Sunday, November 16, 2008

Yellow Dog [Part 2]

Marx continued:

In China, there's an air of optimism and a feeling that they can and will control the world one day. Everyone feels like their best is ahead of them. Here? We seem to be struggling just to hang on. I'll show you the difference. Florida cut our salaries this year. I lost about $300 a month. In China, as I left, ALL their teachers got a 10% raise. They were told, with inflation, it’s the least we can do. AND, teachers get a bonus every quarter plus a "Chinese New Years Red Envelope" filled with about a thousand US dollars. Taxes seem to be voluntary. I worked there every summer and they don’t seem to want it. They get three months off every year plus a month during the Spring Festival. Teachers only work half a day in China. Students go to school from 7 am until 9 pm but, a new set of teachers rotates in every 6 hours. They have an extremely close society.
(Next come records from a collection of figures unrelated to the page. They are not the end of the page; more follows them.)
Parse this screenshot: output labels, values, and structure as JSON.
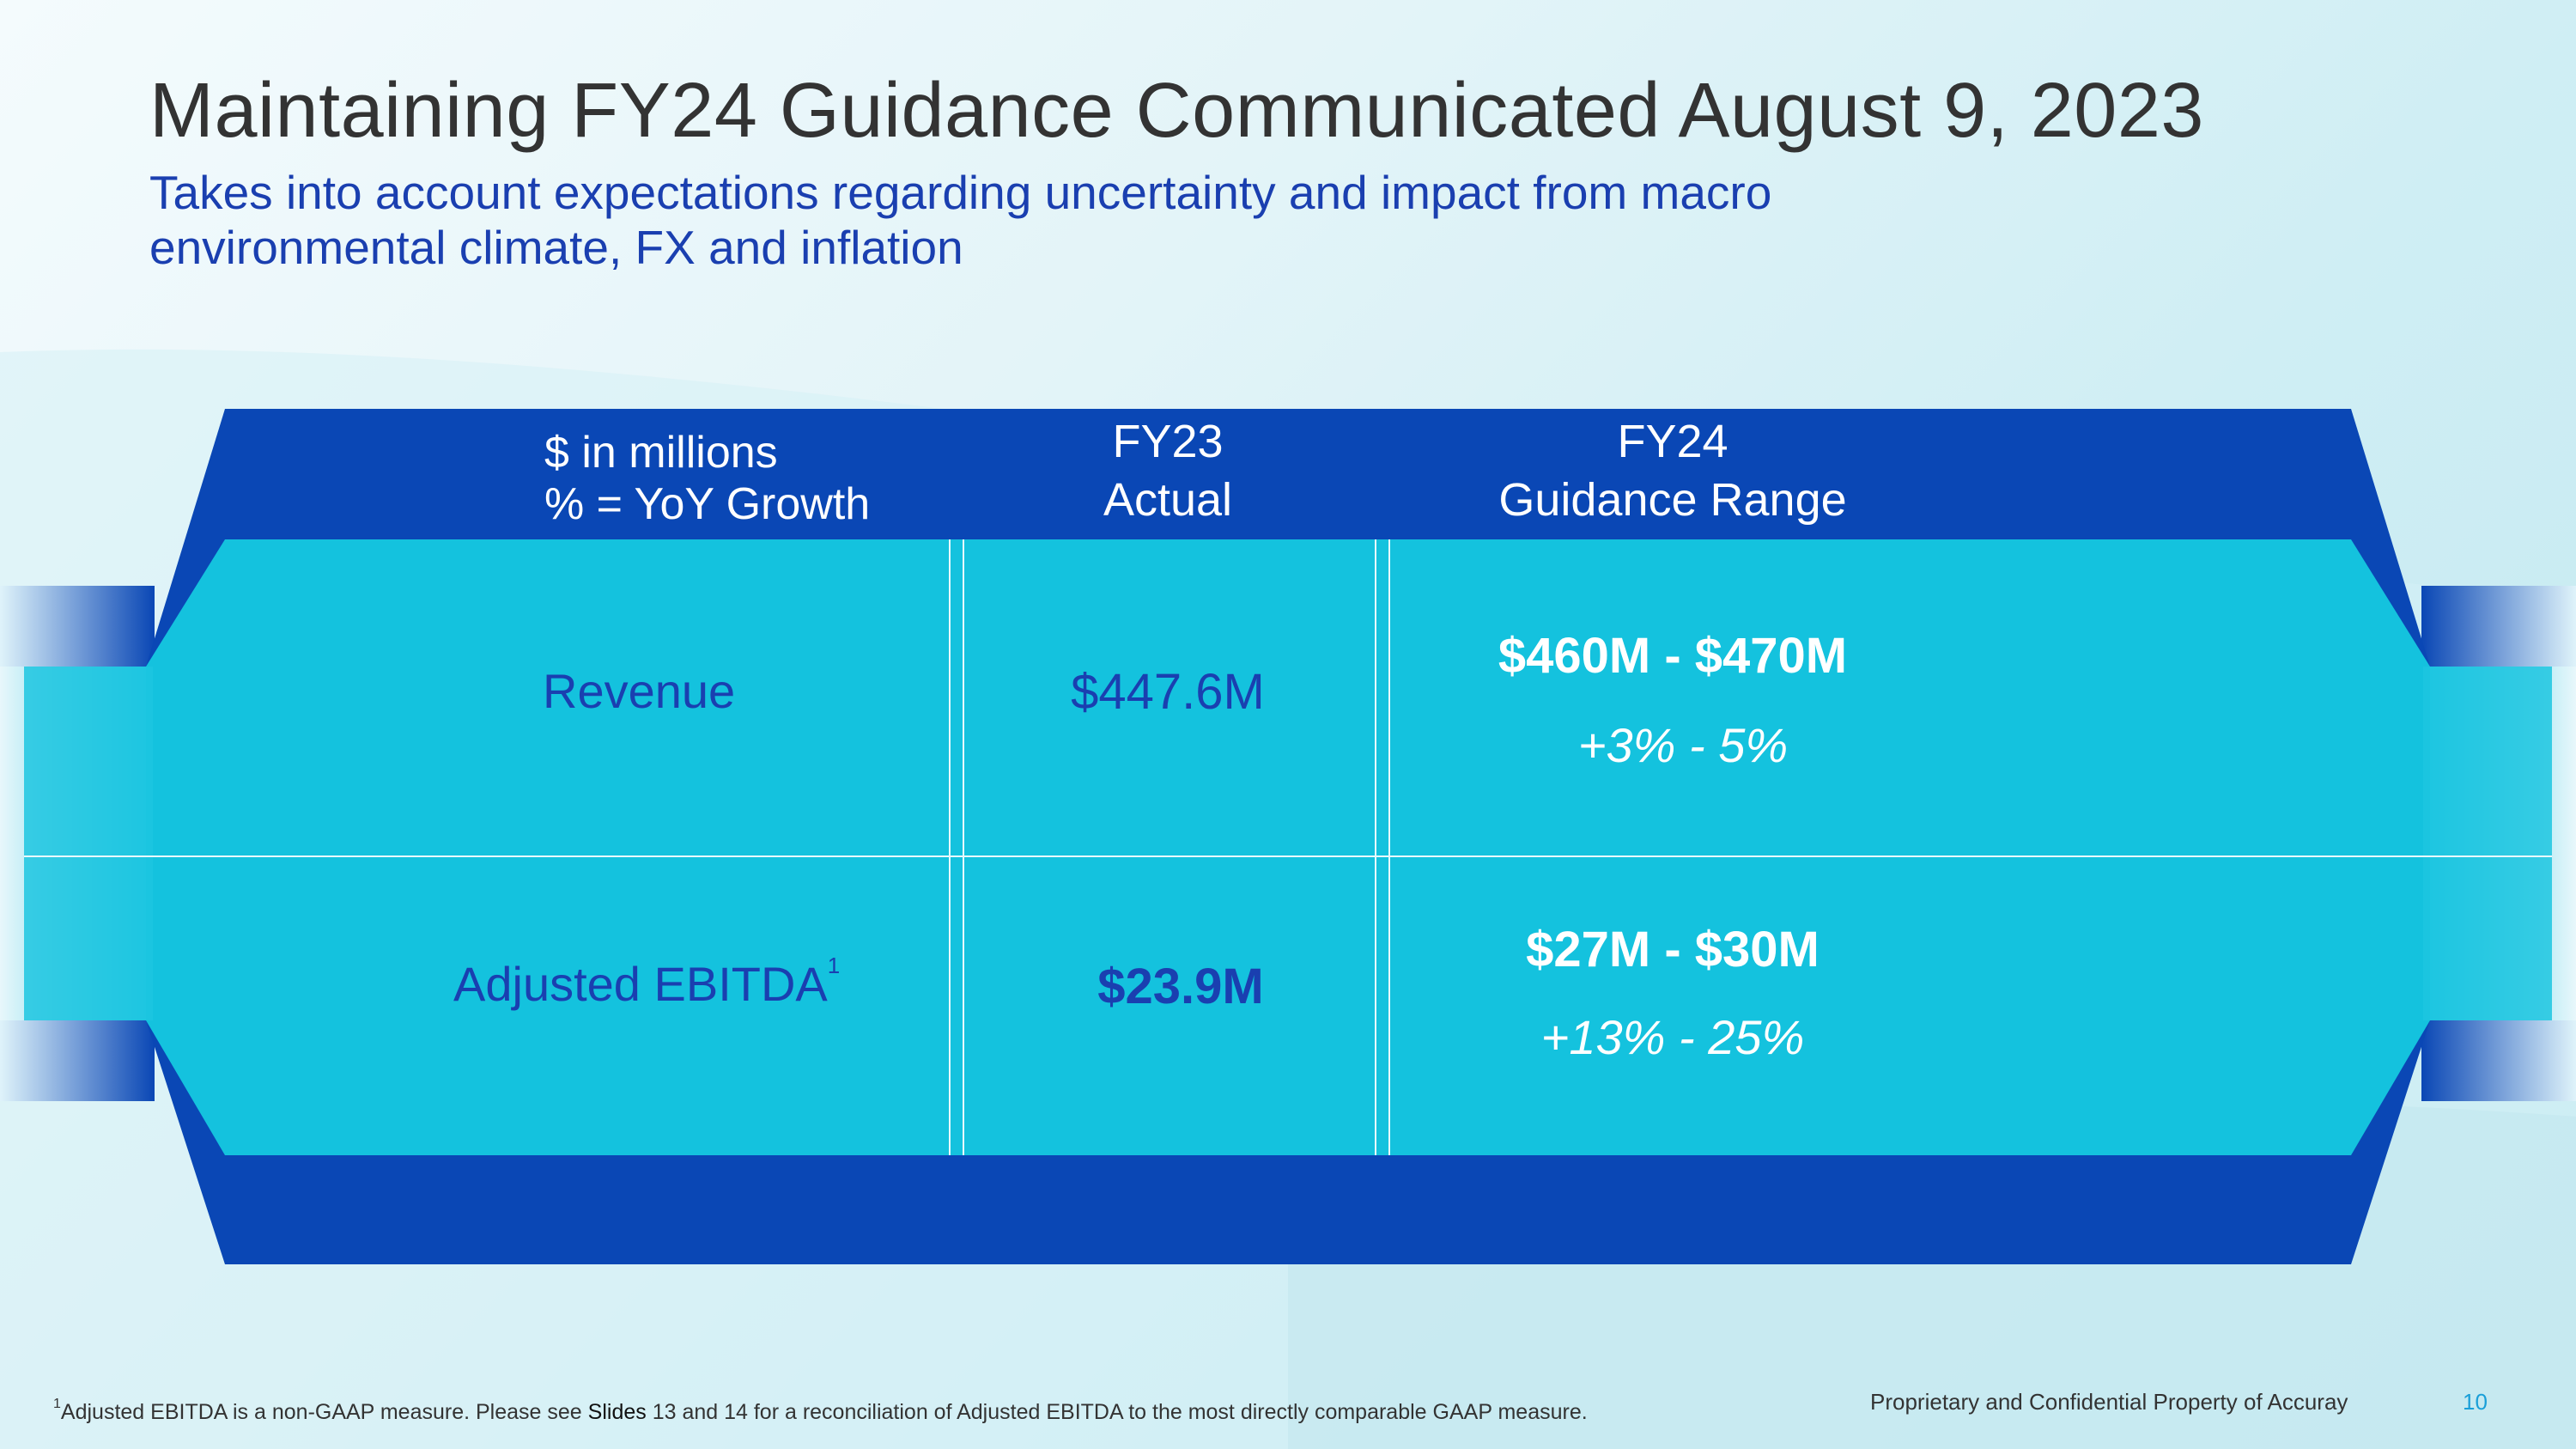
{
  "slide": {
    "title": "Maintaining FY24 Guidance Communicated August 9, 2023",
    "subtitle": "Takes into account expectations regarding uncertainty and impact from macro environmental climate, FX and inflation"
  },
  "table": {
    "units_line1": "$ in millions",
    "units_line2": "% = YoY Growth",
    "col_actual_line1": "FY23",
    "col_actual_line2": "Actual",
    "col_guidance_line1": "FY24",
    "col_guidance_line2": "Guidance Range",
    "rows": [
      {
        "label": "Revenue",
        "footnote_mark": "",
        "actual": "$447.6M",
        "range": "$460M - $470M",
        "growth": "+3% - 5%"
      },
      {
        "label": "Adjusted EBITDA",
        "footnote_mark": "1",
        "actual": "$23.9M",
        "range": "$27M - $30M",
        "growth": "+13% - 25%"
      }
    ]
  },
  "footer": {
    "footnote_mark": "1",
    "footnote_part1": "Adjusted EBITDA is a non-GAAP measure.  Please see ",
    "footnote_slides": "Slides",
    "footnote_part2": " 13 and 14 for a reconciliation of Adjusted EBITDA to the most directly comparable GAAP measure.",
    "proprietary": "Proprietary and Confidential Property of Accuray",
    "page_number": "10"
  },
  "colors": {
    "dark_blue": "#0a47b5",
    "cyan": "#14c2de",
    "title_text": "#333333",
    "subtitle_text": "#1a3fb0"
  }
}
The grandparents always live with their kids and take care of the grandchildren. Every morning, their outside in the courtyards with the babies and doing Tai Chi. Friday and Saturday nights, the whole city heads to the city square for dancing, singing and just hanging with friends. In my wife’s hometown, they even have a band-shell. In my mind, it looks like the America we are all told about of the 1950's. Everyone goes out all the time for get-togethers with friends or maybe to the local bar or karaoke place. I'll tell you, every year I go, it gets harder and harder to come back. Last year, they offered to make me the principal of a school if I would please stay. My wife wants us to move to Guilin, a pretty, beautiful, picturesque town, open up a bar and I could play every night. Who knows? Maybe one day.

Finally, their medical system is head and shoulders above ours. I have NEVER had to wait to see a physician and, when I get in, they fix the problem for an extremely low cost. Apparently, the Chinese decided that they need a lot more doctors than anything else, so, it’s free to go to med school and it costs a lot to go Art School. I went to a dentist in Guangzhou. The dentist here said I need $7,000 in work. They did EVERYTHING, in two visits, for about $350. Their offices are all shiny and new with the BEST, state of the art equipment.

I really wish everyone would go there, they'd realize EVERYTHING we've been told about them is a flat out lie. I have met MANY Ex-Patriots there and not one of them wants to go back home. What does THAT tell you?

Marx


Marx

About China:

That's a damn shame about the Internet porn filters!

Seriously, I don't doubt at all what you said about China's educational standards. I know we're dangerously behind, but this reality doesn't shake up my world view too much. In the global economy, as within these United States today, national borders [like state borders] will mean very little. It's not, the US v. China. It will be individual Americans v. individual Chinese. People with ability, people who can adapt to the changing global economy, will win, globally. The people who cannot will continue to squeak out their existence working one of the evermore fragmented local economies, repairing cars, stocking shelves in Walmart, cutting hair, waiting tables...and [if the left has their way] their existence will continue to be subsidized by the producers.

I also don't doubt the hospitality of the local Chinese...particularly for teachers, particularly for an American English teacher. Weren't the Mandarin teachers? Didn't the government spend the last decade preparing China to show its best face for the international community during the Olympics? Local people across the globe [particularly in formerly authoritarian states] have great reverence for people they been taught to consider "their betters." In America, everybody thinks they're "the sheet," even if they're a know-nothing, low-life, thug-rapper. In this respect, I wish we were more like the Chinese.

The fact that you report everything is shiny and new, confirms my point that China's growing middle class is a relatively recent phenomenon. For the past couple of decades China's government is communist only in name. A kind of state-capitalism has grown China's economy... government-approved entrepreneurship, currency manipulation, protectionism, and trade created the China you are witness to...not communism. The regime could not ignore what free markets created in Japan, South Korea, Taiwan, Hong Kong...good for them. They did the right thing. They moved away from socialism even as Europe sinks deeper into their own pool of sloth, tangled-up in their own, unsustainable, social safety nets. And half of America wants to follow Europe's lead into the very same disaster. China is definitely moving in the right direction.

Of course there are no guns in China. The first thing authoritarians do when they take over a country is disarm the people. It's a lot easier to control an unarmed populace. "No Free man shall ever be debarred the use of arms," Thomas Jefferson. "Americans have the right and advantage of being armed--unlike the citizens of other countries whose governments are afraid to trust the people with arms," James Madison.

I'm quite sure, Marx, that everything I've read about China is NOT a lie. Tiananmen Square DID happen in 1989. Political and religious dissidents are imprisoned in China, denied liberty because of their thinking and "im-permit-able" speech. If I taught there I would probably be joining their ranks.

But none of that matters. Clearly, YOU have found a woman and a country you love. If you're happy, then that is all that matters. I've heard stranger truths. I wish you nothing but the best.